10 Responses to “British liberals should learn from their Arab counterparts”

  1. Themadmullahofbricklane

    John.
    Islam isn’t a fascist ideology at all, you make the mistake of playing into the hands of the Islamists and their far left apologists in this and other countries. The far left use attacks such as the one you have made to claim that all criticism is Islamophobia. Prominent in this are the ridiculous Bob Pitt and a number of Labour MP’s that Milliband needs to have a word with such as Corbin, Slaughter et al.

    The reason why the far left have taken on the mantle of the protectors of Islam is that all of the other causes are lost to them. They have never forgiven the working class for letting them down and not accepting their leadership and overthrowing the capitalist system.

    From the late seventies onward the revolution was to be led by minorities, gays, women, the disabled and above all ethnic minorities. There were theorists that actually proposed this kind of united front but most of them were French so nuff said!

    The fact that that bit of theory didn’t work out didn’t phase them and they soldiered on regardless until the anti war demo of 2003 when they saw the new shock troops of the revolution, Muslims. Nick Cohen is really good on this and I recommend his ” What’s Left” to those who haven’t read it.

    The honeymoon is nearly over although the faithful of the Trotskyist left, which is all that’s left are reluctant to admit it. The intellectuals of the SWP are still trying to work out what happened to Respect, the collapse of which will hamper the far left in this country for a generation.

    We are left with an evolving Islam in this country which is changing but the forward elements in those Islamic societies have not been helped by the failure of the far left, a clutch of elderly Labour MP’s and the usual suspects around the Guardian to face reality and that there is no global conspiracy either by Islam or against it.

  2. John

    I agree with most of what you have said, and I will be looking into Nick Cohen’s book. I do however standby by position that Islam is a fascist ideology. Christopher Hitchens drew the following similarities; Non-intellectual, violently conformist, hostile to modernity, anti-Jewish, radically authoritarian, subordination of the female. It is an ideology that is at odds with the modern liberal democracy of which we live, and with secular/Christian birthrates in decline, and muslim birthrates very high, Islam is a problem that must be addressed.

  3. Themadmullahofbricklane

    The definitions that Hitchens used for Muslims could also be applied to Spain just after the Reconquista and continue to do so for a century or more. It isn’t possible to make a generalisation about the Muslim world any more than it is about any world. The world view of an Irish or Spanish semi or illiterate peasant two centuries ago would have nothing in common with that of the aristicratic recusant Catholic Dukes of Norfolk.

    Birth rates among Muslims in some countries are falling dramatically.
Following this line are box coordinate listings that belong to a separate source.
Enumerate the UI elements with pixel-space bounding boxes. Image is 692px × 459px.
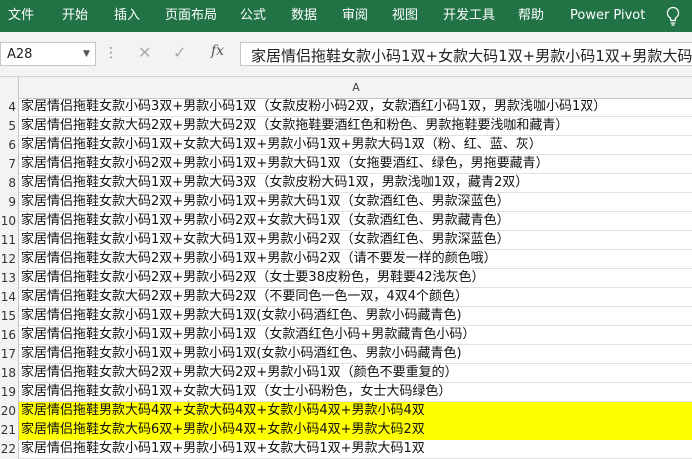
- row-header[interactable]: 15: [0, 307, 19, 326]
- tab-review[interactable]: 审阅: [342, 0, 368, 32]
- cell-a[interactable]: 家居情侣拖鞋女款大码1双+男款大码3双（女款皮粉大码1双，男款浅咖1双，藏青2双…: [21, 174, 528, 192]
- cell-a[interactable]: 家居情侣拖鞋女款小码1双+女款大码1双+男款小码1双+男款大码1双（粉、红、蓝、…: [21, 136, 542, 154]
- table-row: 9 家居情侣拖鞋女款大码2双+男款小码1双+男款大码1双（女款酒红色、男款深蓝色）: [0, 193, 692, 212]
- tab-insert[interactable]: 插入: [114, 0, 140, 32]
- cell-a[interactable]: 家居情侣拖鞋女款小码1双+女款大码1双+男款小码2双（女款酒红色、男款深蓝色）: [21, 231, 510, 249]
- row-header[interactable]: 13: [0, 269, 19, 288]
- table-row: 20 家居情侣拖鞋男款大码4双+女款大码4双+女款小码4双+男款小码4双: [0, 402, 692, 421]
- formula-bar: A28 ▼ ⋮ ✕ ✓ fx 家居情侣拖鞋女款小码1双+女款大码1双+男款小码1…: [0, 32, 692, 77]
- cell-a[interactable]: 家居情侣拖鞋女款小码3双+男款小码1双（女款皮粉小码2双，女款酒红小码1双，男款…: [21, 98, 606, 116]
- cell-a[interactable]: 家居情侣拖鞋女款小码1双+男款小码1双(女款小码酒红色、男款小码藏青色): [21, 345, 462, 363]
- cell-a[interactable]: 家居情侣拖鞋女款小码1双+男款小码1双+女款大码1双+男款大码1双: [21, 440, 425, 458]
- cell-a[interactable]: 家居情侣拖鞋女款小码2双+男款小码1双+男款大码1双（女拖要酒红、绿色，男拖要藏…: [21, 155, 549, 173]
- more-options-icon[interactable]: ⋮: [104, 45, 118, 61]
- formula-input[interactable]: 家居情侣拖鞋女款小码1双+女款大码1双+男款小码1双+男款大码1双: [240, 42, 692, 66]
- row-header[interactable]: 11: [0, 231, 19, 250]
- tab-home[interactable]: 开始: [62, 0, 88, 32]
- cell-a[interactable]: 家居情侣拖鞋女款大码2双+男款大码2双（女款拖鞋要酒红色和粉色、男款拖鞋要浅咖和…: [21, 117, 568, 135]
- table-row: 12 家居情侣拖鞋女款大码2双+男款小码1双+男款小码2双（请不要发一样的颜色哦）: [0, 250, 692, 269]
- column-header-a[interactable]: A: [20, 81, 692, 94]
- row-header[interactable]: 20: [0, 402, 19, 421]
- insert-function-icon[interactable]: fx: [211, 43, 224, 59]
- tab-formulas[interactable]: 公式: [240, 0, 266, 32]
- enter-check-icon[interactable]: ✓: [173, 43, 186, 62]
- table-row: 17 家居情侣拖鞋女款小码1双+男款小码1双(女款小码酒红色、男款小码藏青色): [0, 345, 692, 364]
- table-row: 16 家居情侣拖鞋女款小码1双+男款小码1双（女款酒红色小码+男款藏青色小码）: [0, 326, 692, 345]
- cell-a[interactable]: 家居情侣拖鞋女款大码2双+男款大码2双（不要同色一色一双，4双4个颜色）: [21, 288, 468, 306]
- tab-view[interactable]: 视图: [392, 0, 418, 32]
- table-row: 21 家居情侣拖鞋女款大码6双+男款小码4双+女款小码4双+男款大码2双: [0, 421, 692, 440]
- tab-developer[interactable]: 开发工具: [443, 0, 495, 32]
- row-header[interactable]: 10: [0, 212, 19, 231]
- row-header[interactable]: 14: [0, 288, 19, 307]
- cell-a[interactable]: 家居情侣拖鞋女款小码1双+男款大码1双(女款小码酒红色、男款小码藏青色): [21, 307, 462, 325]
- table-row: 4 家居情侣拖鞋女款小码3双+男款小码1双（女款皮粉小码2双，女款酒红小码1双，男…: [0, 98, 692, 117]
- name-box[interactable]: A28 ▼: [0, 42, 96, 66]
- row-header[interactable]: 8: [0, 174, 19, 193]
- table-row: 13 家居情侣拖鞋女款小码2双+男款小码2双（女士要38皮粉色，男鞋要42浅灰色）: [0, 269, 692, 288]
- row-header[interactable]: 4: [0, 98, 19, 117]
- row-header[interactable]: 17: [0, 345, 19, 364]
- table-row: 11 家居情侣拖鞋女款小码1双+女款大码1双+男款小码2双（女款酒红色、男款深蓝色…: [0, 231, 692, 250]
- table-row: 18 家居情侣拖鞋女款大码2双+男款大码2双+男款小码1双（颜色不要重复的）: [0, 364, 692, 383]
- row-header[interactable]: 16: [0, 326, 19, 345]
- row-header[interactable]: 6: [0, 136, 19, 155]
- cell-a[interactable]: 家居情侣拖鞋女款大码2双+男款小码1双+男款小码2双（请不要发一样的颜色哦）: [21, 250, 497, 268]
- cell-a[interactable]: 家居情侣拖鞋男款大码4双+女款大码4双+女款小码4双+男款小码4双: [21, 402, 425, 420]
- tab-page-layout[interactable]: 页面布局: [165, 0, 217, 32]
- table-row: 14 家居情侣拖鞋女款大码2双+男款大码2双（不要同色一色一双，4双4个颜色）: [0, 288, 692, 307]
- cancel-icon[interactable]: ✕: [138, 43, 151, 62]
- table-row: 7 家居情侣拖鞋女款小码2双+男款小码1双+男款大码1双（女拖要酒红、绿色，男拖要…: [0, 155, 692, 174]
- cell-a[interactable]: 家居情侣拖鞋女款大码2双+男款大码2双+男款小码1双（颜色不要重复的）: [21, 364, 458, 382]
- table-row: 19 家居情侣拖鞋女款小码1双+女款大码1双（女士小码粉色，女士大码绿色）: [0, 383, 692, 402]
- row-header[interactable]: 19: [0, 383, 19, 402]
- formula-content: 家居情侣拖鞋女款小码1双+女款大码1双+男款小码1双+男款大码1双: [251, 47, 692, 65]
- name-box-value: A28: [7, 47, 33, 62]
- table-row: 8 家居情侣拖鞋女款大码1双+男款大码3双（女款皮粉大码1双，男款浅咖1双，藏青2…: [0, 174, 692, 193]
- table-row: 5 家居情侣拖鞋女款大码2双+男款大码2双（女款拖鞋要酒红色和粉色、男款拖鞋要浅咖…: [0, 117, 692, 136]
- cell-a[interactable]: 家居情侣拖鞋女款小码1双+女款大码1双（女士小码粉色，女士大码绿色）: [21, 383, 451, 401]
- tab-file[interactable]: 文件: [8, 0, 34, 32]
- table-row: 10 家居情侣拖鞋女款小码1双+男款小码2双+女款大码1双（女款酒红色、男款藏青色…: [0, 212, 692, 231]
- cell-a[interactable]: 家居情侣拖鞋女款小码2双+男款小码2双（女士要38皮粉色，男鞋要42浅灰色）: [21, 269, 485, 287]
- row-header[interactable]: 22: [0, 440, 19, 459]
- table-row: 22 家居情侣拖鞋女款小码1双+男款小码1双+女款大码1双+男款大码1双: [0, 440, 692, 459]
- row-header[interactable]: 21: [0, 421, 19, 440]
- row-header[interactable]: 7: [0, 155, 19, 174]
- lightbulb-icon[interactable]: [664, 6, 682, 26]
- cell-a[interactable]: 家居情侣拖鞋女款小码1双+男款小码2双+女款大码1双（女款酒红色、男款藏青色）: [21, 212, 510, 230]
- cell-a[interactable]: 家居情侣拖鞋女款小码1双+男款小码1双（女款酒红色小码+男款藏青色小码）: [21, 326, 475, 344]
- worksheet-grid: 4 家居情侣拖鞋女款小码3双+男款小码1双（女款皮粉小码2双，女款酒红小码1双，男…: [0, 98, 692, 459]
- row-header[interactable]: 5: [0, 117, 19, 136]
- row-header[interactable]: 18: [0, 364, 19, 383]
- row-header[interactable]: 9: [0, 193, 19, 212]
- table-row: 15 家居情侣拖鞋女款小码1双+男款大码1双(女款小码酒红色、男款小码藏青色): [0, 307, 692, 326]
- tab-data[interactable]: 数据: [291, 0, 317, 32]
- tab-power-pivot[interactable]: Power Pivot: [570, 0, 645, 32]
- column-header-bar: A: [0, 77, 692, 99]
- row-header[interactable]: 12: [0, 250, 19, 269]
- cell-a[interactable]: 家居情侣拖鞋女款大码6双+男款小码4双+女款小码4双+男款大码2双: [21, 421, 425, 439]
- select-all-corner[interactable]: [0, 77, 19, 98]
- tab-help[interactable]: 帮助: [518, 0, 544, 32]
- table-row: 6 家居情侣拖鞋女款小码1双+女款大码1双+男款小码1双+男款大码1双（粉、红、蓝…: [0, 136, 692, 155]
- chevron-down-icon[interactable]: ▼: [83, 49, 90, 59]
- ribbon-tab-bar: 文件 开始 插入 页面布局 公式 数据 审阅 视图 开发工具 帮助 Power …: [0, 0, 692, 32]
- cell-a[interactable]: 家居情侣拖鞋女款大码2双+男款小码1双+男款大码1双（女款酒红色、男款深蓝色）: [21, 193, 510, 211]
The population of Iran is actually falling below the level needed to sustain the current population which puts it on a level of some European countries and the birth rate of the Bangladeshi community in the UK is decreasing to the level of the white population.

    Anti semitism is a feature of many cultures and its consequences in Europe within living memory we all know about.
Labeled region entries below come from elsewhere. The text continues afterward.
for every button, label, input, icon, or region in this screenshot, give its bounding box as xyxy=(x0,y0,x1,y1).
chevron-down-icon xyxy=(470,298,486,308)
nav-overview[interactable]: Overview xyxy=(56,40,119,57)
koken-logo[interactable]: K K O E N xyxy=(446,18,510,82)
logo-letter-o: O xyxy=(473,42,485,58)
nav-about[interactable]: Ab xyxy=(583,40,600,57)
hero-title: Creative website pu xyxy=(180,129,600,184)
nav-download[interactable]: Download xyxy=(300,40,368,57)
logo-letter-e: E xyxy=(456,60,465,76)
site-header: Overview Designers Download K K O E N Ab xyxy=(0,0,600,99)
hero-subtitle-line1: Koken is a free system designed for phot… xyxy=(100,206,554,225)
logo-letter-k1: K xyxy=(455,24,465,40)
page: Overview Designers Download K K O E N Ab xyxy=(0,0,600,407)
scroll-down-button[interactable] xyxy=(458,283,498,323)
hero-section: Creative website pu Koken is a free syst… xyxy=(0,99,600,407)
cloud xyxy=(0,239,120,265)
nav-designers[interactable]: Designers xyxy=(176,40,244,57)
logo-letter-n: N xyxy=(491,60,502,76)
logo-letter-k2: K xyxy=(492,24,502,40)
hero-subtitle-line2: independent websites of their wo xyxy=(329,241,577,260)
    It wasn’t until the early twentieth century that women had the vote in this and many other European countries as well the USA and equal pay was a late twentieth century phenomena.
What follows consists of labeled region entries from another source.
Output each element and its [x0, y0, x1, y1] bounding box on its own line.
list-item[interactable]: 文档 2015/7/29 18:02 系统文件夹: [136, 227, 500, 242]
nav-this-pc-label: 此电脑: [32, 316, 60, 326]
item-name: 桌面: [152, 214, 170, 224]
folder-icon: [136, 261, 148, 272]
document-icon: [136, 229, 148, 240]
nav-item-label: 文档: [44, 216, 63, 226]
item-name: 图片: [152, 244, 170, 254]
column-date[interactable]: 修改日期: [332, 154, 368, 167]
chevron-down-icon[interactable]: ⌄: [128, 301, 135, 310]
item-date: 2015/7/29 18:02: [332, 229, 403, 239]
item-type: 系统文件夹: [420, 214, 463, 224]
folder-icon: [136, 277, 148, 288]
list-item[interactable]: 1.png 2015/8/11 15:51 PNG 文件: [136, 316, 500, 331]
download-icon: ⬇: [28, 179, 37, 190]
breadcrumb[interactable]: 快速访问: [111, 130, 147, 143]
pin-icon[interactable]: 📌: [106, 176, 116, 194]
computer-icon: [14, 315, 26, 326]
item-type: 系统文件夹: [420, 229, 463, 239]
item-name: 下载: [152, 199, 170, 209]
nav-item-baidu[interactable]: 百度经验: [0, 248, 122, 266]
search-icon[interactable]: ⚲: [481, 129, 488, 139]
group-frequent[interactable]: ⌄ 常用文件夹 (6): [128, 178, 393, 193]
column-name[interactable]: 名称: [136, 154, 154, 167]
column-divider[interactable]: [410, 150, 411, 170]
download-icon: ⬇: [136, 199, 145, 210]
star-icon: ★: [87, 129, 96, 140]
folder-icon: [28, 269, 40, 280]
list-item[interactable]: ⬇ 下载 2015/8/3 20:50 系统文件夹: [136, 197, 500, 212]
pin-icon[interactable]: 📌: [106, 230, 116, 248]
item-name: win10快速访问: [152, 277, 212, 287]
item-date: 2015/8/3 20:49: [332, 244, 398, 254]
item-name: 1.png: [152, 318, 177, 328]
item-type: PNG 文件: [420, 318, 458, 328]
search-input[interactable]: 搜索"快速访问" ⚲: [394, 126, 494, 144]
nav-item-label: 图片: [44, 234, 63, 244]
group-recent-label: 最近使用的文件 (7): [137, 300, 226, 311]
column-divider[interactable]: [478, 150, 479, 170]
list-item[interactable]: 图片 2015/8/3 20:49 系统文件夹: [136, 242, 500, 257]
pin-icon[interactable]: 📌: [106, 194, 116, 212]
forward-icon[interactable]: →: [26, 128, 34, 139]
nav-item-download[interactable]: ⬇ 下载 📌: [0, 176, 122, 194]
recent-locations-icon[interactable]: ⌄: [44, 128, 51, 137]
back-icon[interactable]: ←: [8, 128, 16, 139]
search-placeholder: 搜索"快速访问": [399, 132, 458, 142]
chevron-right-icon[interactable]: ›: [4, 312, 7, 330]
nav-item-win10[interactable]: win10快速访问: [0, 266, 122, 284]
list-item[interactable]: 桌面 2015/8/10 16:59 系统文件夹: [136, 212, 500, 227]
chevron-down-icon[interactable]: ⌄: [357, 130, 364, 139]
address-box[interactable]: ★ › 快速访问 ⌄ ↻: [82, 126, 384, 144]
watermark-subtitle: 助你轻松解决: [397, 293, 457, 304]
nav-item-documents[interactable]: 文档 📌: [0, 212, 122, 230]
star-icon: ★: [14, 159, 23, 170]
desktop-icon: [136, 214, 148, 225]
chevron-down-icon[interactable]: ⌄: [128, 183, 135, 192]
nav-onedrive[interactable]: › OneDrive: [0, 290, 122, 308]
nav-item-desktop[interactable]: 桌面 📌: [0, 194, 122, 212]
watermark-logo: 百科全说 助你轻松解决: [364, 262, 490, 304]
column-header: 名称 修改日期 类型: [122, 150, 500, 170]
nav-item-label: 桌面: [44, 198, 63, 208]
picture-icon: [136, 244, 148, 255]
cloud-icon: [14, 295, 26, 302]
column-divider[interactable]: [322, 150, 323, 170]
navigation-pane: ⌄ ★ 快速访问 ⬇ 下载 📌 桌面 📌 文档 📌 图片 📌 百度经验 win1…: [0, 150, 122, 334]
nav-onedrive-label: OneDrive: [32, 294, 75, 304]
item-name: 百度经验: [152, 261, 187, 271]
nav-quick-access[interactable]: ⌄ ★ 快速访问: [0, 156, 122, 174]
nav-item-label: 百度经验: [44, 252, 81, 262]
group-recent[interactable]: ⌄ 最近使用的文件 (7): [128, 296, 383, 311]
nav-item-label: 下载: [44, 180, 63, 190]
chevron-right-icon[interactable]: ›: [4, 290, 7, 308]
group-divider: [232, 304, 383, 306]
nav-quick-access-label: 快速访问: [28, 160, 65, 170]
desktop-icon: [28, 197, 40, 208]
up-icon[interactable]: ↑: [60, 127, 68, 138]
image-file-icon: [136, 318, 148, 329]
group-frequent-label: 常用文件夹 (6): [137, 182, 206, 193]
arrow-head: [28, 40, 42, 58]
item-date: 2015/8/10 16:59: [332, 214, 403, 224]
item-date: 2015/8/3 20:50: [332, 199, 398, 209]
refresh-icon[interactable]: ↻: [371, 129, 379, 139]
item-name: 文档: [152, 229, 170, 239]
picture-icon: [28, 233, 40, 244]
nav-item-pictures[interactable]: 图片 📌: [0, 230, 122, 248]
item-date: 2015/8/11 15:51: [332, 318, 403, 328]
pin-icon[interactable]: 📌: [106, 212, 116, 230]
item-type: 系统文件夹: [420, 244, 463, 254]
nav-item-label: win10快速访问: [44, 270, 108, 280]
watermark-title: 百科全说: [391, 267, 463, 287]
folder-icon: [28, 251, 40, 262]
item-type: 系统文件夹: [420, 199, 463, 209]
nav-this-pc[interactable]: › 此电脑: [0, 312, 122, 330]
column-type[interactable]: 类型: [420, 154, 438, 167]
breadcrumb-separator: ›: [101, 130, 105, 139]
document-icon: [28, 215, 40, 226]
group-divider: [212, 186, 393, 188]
    You must also define what fascism is before you can talk about the ideology of such. My bookshelves are groaning with learned tomes on that very subject alone.

    What should be addressed is how the UK is changing with Eastern European immigration. I am pretty sure that Poles now outnumber Pakistanis and are doing as well economically as the best achieving Asians.

    Dinner is served so I will come back later.

  4. Themadmullahofbricklane

    I disagree with your take on the left responses to events like Woolwich. The far left, for I speak of them, went through the rituals but then blamed the soldiers death on Iraq/Iran/Imperialism more or less echoing their take on 9/11 which was that America and by definition the rest of us had it coming.

  5. John

    The apathy set in halfway through reading that.